Maybe set a time limit on your being in Arkansas? Two years? Five years, tops? We can endure almost anything if there’s an end in sight. Don’t be offended if she crosses off days on a calendar. :wink: Are there advancement and relocation opportunities within the same company, or could you promise (and follow through!) to find a new job within X time period if she absolutely hates it? But she has to be willing to give it a fair try, an honest effort. This is an adventure, a chance to see a different part of the country, to try on a different way of life, but it doesn’t have to be forever.


#5

I’ve done a fair amount of moving both as a kid (Navy brat) and as an adult (across the country for 8 years and back again). I think it does help to get on the internet and find out how far some of her favorite stores are from the town that you will be living in. It’s always kind of reassuring to find out the Store X is only 5 miles away, Store Y is 20, and in a pinch favorite Store Z is a doable 90 miles.
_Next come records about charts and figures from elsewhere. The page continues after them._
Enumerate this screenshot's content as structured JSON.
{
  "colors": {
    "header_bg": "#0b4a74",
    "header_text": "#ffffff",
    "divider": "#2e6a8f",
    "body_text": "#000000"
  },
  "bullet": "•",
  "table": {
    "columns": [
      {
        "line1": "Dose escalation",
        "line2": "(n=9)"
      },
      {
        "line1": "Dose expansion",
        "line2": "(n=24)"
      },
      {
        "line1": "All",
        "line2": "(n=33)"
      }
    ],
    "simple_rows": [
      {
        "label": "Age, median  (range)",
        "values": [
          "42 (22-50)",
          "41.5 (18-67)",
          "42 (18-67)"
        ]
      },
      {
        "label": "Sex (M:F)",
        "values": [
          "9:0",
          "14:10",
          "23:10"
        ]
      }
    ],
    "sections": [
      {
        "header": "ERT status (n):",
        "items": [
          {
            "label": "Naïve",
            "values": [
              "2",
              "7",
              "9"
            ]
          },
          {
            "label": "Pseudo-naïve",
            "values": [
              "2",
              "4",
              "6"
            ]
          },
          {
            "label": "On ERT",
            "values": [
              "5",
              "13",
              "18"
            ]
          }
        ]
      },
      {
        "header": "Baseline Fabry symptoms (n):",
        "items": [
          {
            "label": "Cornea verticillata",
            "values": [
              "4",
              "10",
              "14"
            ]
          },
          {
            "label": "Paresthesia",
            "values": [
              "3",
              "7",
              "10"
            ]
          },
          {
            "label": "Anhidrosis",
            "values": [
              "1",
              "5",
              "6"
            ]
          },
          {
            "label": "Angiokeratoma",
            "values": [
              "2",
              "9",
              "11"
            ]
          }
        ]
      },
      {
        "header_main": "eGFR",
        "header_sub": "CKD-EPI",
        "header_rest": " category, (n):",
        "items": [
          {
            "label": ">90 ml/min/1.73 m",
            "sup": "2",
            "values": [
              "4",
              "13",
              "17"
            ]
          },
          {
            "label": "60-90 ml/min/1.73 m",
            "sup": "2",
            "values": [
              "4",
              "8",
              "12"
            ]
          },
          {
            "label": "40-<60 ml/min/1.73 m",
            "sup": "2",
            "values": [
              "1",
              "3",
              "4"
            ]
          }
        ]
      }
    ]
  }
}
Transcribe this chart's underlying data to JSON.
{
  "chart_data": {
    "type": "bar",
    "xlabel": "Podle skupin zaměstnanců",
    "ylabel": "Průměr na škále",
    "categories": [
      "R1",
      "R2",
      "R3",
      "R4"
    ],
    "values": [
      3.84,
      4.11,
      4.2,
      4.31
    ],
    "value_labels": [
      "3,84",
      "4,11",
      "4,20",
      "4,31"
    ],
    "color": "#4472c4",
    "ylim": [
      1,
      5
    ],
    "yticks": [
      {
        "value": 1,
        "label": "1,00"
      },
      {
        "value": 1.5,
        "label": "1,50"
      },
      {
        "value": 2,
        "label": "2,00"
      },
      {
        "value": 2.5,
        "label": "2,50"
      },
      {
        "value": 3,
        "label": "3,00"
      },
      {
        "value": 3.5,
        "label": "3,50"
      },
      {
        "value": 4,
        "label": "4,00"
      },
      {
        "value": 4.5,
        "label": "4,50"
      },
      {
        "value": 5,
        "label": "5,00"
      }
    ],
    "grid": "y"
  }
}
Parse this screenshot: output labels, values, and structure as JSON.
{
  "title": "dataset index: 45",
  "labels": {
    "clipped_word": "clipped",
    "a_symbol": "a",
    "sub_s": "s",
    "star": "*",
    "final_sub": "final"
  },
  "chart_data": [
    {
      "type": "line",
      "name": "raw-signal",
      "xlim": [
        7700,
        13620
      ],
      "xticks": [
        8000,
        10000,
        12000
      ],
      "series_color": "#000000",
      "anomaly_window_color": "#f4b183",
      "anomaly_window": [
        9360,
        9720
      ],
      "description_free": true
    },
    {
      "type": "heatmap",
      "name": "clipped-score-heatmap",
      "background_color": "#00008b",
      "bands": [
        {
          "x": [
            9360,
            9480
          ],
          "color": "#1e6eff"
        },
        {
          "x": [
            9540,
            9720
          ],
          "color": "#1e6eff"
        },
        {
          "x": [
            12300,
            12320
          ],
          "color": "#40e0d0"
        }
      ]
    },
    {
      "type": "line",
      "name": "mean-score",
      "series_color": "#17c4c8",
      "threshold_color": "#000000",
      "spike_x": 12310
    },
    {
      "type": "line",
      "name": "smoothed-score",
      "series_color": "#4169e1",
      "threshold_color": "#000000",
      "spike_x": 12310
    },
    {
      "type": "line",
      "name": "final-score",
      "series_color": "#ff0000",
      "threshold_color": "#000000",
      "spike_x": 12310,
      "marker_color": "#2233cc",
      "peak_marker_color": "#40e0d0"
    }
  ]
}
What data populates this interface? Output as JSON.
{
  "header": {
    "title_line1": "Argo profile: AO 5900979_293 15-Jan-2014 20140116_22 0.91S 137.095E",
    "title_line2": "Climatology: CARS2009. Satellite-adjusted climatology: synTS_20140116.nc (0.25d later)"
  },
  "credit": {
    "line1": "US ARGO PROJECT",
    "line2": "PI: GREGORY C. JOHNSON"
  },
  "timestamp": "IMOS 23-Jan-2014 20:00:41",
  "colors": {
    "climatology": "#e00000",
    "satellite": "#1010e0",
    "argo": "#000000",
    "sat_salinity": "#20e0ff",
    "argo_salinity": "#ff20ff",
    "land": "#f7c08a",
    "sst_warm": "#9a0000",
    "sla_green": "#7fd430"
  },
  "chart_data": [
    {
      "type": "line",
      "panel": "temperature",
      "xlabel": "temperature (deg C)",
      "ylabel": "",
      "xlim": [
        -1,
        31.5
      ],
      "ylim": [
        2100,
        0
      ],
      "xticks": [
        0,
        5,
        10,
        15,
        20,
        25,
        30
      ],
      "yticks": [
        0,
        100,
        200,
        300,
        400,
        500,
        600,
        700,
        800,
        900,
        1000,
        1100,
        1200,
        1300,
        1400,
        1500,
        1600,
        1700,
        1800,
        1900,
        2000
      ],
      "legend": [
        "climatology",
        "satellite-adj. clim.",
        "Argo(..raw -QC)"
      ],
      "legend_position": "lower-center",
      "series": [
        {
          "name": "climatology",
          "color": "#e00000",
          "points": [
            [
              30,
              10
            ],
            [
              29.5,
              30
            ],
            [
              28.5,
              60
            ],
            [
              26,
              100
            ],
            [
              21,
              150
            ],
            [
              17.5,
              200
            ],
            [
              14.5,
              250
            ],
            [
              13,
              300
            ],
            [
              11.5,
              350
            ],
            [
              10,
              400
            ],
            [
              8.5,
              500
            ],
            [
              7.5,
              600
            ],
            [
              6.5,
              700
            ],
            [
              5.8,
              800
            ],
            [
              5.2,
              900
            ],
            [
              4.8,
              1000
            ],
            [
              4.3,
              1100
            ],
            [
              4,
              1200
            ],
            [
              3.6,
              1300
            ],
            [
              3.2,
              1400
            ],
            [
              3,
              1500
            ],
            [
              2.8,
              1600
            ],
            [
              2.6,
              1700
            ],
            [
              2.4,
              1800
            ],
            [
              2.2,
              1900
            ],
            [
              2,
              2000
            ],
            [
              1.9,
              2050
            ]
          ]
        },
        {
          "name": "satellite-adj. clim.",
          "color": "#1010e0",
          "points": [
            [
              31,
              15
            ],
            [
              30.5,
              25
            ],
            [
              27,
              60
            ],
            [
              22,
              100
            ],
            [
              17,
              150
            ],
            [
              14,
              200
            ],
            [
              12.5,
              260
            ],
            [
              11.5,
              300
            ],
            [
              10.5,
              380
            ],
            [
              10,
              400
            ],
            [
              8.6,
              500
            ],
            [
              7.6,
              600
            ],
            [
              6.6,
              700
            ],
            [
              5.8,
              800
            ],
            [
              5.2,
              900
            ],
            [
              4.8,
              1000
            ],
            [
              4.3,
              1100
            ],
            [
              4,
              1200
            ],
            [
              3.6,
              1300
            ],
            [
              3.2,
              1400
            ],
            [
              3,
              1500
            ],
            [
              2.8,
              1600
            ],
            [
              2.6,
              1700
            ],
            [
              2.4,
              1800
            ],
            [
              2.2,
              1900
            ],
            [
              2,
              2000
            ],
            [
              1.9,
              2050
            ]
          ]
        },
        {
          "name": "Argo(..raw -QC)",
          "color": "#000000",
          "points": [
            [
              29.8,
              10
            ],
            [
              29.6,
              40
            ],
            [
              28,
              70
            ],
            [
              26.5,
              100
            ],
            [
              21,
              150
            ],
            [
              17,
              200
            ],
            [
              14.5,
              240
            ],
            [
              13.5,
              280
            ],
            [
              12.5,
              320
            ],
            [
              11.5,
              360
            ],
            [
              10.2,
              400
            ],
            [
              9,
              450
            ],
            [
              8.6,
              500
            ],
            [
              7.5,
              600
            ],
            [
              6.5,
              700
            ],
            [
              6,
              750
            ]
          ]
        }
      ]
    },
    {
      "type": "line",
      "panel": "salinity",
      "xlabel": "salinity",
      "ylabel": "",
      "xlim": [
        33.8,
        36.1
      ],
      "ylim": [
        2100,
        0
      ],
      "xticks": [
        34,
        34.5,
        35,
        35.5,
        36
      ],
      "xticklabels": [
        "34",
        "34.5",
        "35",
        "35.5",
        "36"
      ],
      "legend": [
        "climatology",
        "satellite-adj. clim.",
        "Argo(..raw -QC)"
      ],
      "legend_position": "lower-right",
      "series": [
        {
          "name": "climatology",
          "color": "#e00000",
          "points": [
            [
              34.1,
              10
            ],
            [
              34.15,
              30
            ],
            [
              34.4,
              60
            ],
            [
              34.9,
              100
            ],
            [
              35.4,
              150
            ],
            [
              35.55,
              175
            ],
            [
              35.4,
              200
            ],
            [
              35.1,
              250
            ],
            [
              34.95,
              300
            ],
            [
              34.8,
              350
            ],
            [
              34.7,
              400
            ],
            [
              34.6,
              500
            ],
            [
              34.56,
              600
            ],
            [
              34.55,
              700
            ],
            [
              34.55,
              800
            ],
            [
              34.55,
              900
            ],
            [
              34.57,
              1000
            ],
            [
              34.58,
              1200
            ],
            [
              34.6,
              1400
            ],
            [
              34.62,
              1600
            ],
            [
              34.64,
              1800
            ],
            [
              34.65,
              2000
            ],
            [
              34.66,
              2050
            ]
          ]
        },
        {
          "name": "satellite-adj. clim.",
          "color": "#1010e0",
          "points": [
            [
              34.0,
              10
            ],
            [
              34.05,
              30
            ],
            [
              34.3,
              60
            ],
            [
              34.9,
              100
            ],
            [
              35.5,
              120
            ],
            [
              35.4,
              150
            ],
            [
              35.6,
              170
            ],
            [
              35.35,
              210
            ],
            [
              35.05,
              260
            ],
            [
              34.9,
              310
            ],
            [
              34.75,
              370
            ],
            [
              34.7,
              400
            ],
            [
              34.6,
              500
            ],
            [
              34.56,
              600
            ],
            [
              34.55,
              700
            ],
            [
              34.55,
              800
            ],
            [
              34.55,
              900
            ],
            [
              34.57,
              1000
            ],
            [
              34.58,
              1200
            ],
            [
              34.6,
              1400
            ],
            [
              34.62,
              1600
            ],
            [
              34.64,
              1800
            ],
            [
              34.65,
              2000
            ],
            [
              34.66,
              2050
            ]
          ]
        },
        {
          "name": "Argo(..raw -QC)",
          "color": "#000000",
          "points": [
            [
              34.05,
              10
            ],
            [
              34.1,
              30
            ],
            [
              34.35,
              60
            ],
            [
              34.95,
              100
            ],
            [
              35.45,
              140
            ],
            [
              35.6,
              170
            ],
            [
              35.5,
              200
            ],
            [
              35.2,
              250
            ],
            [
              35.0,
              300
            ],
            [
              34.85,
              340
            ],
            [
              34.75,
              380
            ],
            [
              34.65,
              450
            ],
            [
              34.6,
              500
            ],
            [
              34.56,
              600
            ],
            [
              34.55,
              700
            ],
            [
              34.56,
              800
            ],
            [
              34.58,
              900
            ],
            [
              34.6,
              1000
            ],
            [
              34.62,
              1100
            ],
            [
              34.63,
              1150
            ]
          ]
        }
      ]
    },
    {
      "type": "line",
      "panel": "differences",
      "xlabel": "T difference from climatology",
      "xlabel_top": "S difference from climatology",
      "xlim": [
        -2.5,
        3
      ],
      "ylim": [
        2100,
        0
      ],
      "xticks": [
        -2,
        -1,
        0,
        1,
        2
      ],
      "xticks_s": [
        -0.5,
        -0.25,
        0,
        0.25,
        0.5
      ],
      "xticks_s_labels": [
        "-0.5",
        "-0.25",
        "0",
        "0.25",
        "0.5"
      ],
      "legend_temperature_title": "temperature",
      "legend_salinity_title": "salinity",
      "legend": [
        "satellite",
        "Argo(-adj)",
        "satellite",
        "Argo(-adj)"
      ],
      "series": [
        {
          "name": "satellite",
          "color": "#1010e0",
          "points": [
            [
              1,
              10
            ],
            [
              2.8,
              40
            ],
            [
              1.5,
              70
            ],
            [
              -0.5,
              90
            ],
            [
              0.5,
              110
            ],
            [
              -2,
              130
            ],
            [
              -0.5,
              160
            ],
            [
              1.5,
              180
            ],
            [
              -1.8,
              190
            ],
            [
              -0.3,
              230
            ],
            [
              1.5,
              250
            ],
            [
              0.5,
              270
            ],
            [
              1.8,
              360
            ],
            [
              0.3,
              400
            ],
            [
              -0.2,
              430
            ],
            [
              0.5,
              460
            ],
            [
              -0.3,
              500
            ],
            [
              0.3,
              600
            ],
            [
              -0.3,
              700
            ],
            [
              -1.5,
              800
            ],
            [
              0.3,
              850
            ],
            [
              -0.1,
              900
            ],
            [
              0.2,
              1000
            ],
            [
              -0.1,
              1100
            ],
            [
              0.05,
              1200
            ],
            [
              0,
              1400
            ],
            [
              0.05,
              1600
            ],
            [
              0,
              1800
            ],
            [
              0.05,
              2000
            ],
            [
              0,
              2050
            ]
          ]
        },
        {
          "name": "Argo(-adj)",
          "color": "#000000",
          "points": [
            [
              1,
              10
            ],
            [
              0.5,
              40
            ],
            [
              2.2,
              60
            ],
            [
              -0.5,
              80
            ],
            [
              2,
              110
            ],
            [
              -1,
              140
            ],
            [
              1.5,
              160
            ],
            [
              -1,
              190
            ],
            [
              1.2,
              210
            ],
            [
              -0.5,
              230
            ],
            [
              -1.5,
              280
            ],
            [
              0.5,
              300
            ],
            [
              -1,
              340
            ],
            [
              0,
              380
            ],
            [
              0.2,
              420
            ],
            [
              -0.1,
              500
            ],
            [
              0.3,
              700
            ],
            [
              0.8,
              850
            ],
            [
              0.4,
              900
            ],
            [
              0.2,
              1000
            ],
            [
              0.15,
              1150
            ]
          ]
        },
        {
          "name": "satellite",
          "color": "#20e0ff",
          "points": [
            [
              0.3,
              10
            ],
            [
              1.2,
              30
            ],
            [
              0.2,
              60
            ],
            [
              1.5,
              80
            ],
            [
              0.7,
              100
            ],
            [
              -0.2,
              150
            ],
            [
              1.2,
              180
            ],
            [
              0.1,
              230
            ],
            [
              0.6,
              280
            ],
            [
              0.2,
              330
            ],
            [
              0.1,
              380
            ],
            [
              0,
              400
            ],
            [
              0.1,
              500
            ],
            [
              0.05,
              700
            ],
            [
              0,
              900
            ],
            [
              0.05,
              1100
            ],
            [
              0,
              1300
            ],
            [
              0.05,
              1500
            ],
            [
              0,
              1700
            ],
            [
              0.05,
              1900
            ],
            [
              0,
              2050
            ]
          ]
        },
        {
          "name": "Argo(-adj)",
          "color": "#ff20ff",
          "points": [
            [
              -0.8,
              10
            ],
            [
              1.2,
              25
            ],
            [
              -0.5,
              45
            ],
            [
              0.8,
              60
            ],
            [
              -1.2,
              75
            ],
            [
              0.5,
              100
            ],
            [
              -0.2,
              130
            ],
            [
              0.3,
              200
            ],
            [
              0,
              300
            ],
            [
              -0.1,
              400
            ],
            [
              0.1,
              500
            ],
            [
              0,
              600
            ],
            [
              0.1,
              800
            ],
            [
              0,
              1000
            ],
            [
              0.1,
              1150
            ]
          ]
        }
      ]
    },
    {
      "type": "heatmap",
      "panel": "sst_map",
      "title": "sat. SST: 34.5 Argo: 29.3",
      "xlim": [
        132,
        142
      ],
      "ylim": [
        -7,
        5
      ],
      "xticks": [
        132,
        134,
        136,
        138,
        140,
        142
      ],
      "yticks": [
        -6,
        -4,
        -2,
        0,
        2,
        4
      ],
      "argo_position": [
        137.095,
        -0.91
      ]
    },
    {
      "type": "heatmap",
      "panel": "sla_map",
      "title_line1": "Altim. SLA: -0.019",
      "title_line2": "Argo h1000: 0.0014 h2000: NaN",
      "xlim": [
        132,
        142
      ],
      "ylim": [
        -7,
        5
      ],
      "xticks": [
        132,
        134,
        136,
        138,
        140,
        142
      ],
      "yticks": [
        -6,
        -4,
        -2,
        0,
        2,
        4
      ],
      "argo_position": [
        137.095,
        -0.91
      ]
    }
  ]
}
Another similar thing I have done is mapped out the new town, so I had an overview of the main routes around town in my head. That way I don’t feel trapped and isolated when I get to the town. I already basically know my way around.

I will admit though, it is a lot easier to settle in and meet people if you have kids. I hope that even though your salary will be plenty, that if your wife wants to work some that you won’t object. With no kids at home and being used to working, staying home and being in a new environment might just be too isolating and too much of a shock. So, keep an eye out for possible jobs in your wife’s current career or other jobs that might be fun or rewarding.

Good luck. Moving can be a lot of fun. I’ve always felt like I could be happy almost anywhere, and hopefully your wife will find it is the same for her.